Bei der Finanzierung gibt es allerdings Unterschiede: So sind der Studie zufolge Klassikfestivals stärker förderfinanziert, weisen mehrheitlich einen ausgeglichenen Haushalt auf und decken etwa 40 Prozent ihres Budgets aus öffentlichen Mitteln ab. Popularmusikfestivals sind marktorientierter, erzielen häufiger Überschüsse, tragen dafür aber höhere wirtschaftliche Risiken und Infrastrukturkosten. Der Anteil öffentlicher Förderung liegt bei rund 20 Prozent.
„Musikfestivals sind nicht nur unverzichtbare Kulturorte, die Lebensfreude stiften und Gemeinschaft schaffen“, erklärte Kulturstaatsminister Wolfram Weimer angesichts der neuen Studie. „Sie sind zugleich auch ein wichtiger Wirtschafts- und Standortfaktor, der gerade in ländlichen Regionen für Beschäftigung sorgt.“ Der Bund habe mit dem Festivalförderfonds ein Förderinstrument geschaffen, das auf die spezifischen Bedürfnisse der Festivals reagieren kann. Mit dem Entwurf zum Bundeshaushalt 2025 habe die Bundesregierung dafür gesorgt, dass der Festivalförderfonds auch künftig fortgeführt wird.
Trotz aller Unsicherheiten gibt es immer wieder neue Initiativen für Festivals
Viele Festivals haben Tradition, rund ein Drittel existiert seit 20 Jahren oder mehr. Trotzdem sorgen sich viele Veranstalter um die Zukunft der Festivals. Zehn Prozent der Popularmusikfestivals befürchten ein unmittelbares Aus, bei Klassikfestivals sind es vier Prozent. Die Unsicherheiten zeigten sich auch bei der Vorstellung der Studie in Berlin, bei der Experten aus der Festivalbranche mit dabei waren. „Viele Festivals können nicht mehr stattfinden und auch wir spüren den finanziellen Druck“, erklärte Petra Irmscher, die seit Jahren das „Umsonst und Draußen“-Festival in Würzburg mit organisiert. Die Kosten für Veranstaltungen seien in den vergangenen Jahren massiv gestiegen, die Fördergelder hingegen gleich geblieben. Irmscher forderte mehr Planungssicherheit, vor allem mit Blick auf die zunehmenden Extremwetterereignisse.

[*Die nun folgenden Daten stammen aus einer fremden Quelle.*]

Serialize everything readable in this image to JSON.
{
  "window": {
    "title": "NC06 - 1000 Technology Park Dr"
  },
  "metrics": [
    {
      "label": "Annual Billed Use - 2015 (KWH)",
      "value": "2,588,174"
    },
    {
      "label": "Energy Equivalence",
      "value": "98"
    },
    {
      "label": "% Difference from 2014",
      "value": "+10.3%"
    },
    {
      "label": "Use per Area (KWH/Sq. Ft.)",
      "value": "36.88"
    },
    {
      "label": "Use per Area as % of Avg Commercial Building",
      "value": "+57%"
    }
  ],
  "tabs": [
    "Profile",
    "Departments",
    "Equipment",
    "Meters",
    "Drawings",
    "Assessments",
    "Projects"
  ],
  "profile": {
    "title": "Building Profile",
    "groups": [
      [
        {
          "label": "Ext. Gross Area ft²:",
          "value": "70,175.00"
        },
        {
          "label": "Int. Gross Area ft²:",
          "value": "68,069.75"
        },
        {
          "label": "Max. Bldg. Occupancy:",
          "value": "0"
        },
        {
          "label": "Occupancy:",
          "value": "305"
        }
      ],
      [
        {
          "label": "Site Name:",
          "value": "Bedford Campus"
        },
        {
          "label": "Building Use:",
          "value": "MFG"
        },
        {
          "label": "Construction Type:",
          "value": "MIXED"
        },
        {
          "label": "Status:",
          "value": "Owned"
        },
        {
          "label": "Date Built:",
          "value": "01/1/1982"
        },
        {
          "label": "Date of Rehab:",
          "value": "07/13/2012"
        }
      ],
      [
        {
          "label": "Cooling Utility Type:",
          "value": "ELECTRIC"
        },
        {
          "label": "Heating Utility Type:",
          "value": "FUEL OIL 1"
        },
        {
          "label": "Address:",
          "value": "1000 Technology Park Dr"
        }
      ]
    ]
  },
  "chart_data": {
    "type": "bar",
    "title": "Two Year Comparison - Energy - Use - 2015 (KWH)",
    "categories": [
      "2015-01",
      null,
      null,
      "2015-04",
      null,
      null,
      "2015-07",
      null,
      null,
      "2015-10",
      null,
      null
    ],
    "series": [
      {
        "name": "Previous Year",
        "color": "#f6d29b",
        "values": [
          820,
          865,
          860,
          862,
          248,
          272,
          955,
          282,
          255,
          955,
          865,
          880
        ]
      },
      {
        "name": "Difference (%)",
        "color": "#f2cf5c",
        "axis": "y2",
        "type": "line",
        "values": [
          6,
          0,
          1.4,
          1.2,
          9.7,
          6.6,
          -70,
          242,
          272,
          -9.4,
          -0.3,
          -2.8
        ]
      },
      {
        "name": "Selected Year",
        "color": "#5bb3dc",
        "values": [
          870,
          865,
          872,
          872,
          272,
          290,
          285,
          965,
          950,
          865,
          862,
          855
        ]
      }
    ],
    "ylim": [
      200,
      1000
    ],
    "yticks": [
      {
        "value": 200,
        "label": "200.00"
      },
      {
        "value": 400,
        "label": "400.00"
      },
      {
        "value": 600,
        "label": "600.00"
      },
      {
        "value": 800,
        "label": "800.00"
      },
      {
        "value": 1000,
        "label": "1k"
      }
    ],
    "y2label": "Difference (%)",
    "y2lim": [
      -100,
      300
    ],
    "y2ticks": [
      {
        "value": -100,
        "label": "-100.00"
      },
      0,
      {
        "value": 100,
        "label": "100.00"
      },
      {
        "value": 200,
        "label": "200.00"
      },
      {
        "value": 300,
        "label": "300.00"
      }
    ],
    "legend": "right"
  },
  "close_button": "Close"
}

Was die Experten und Studienleiter positiv stimmt: Trotz aller Unsicherheiten gibt es immer wieder neue Initiativen für Festivals. So ist die Zahl der Neugründungen seit Corona gestiegen. Knapp 18 Prozent aller Festivals feierten 2020 oder später Premiere. Besonders häufig werden neue Festivals mit Elektro-Schwerpunkt auf die Beine gestellt, die vor allem ein junges Publikum ansprechen.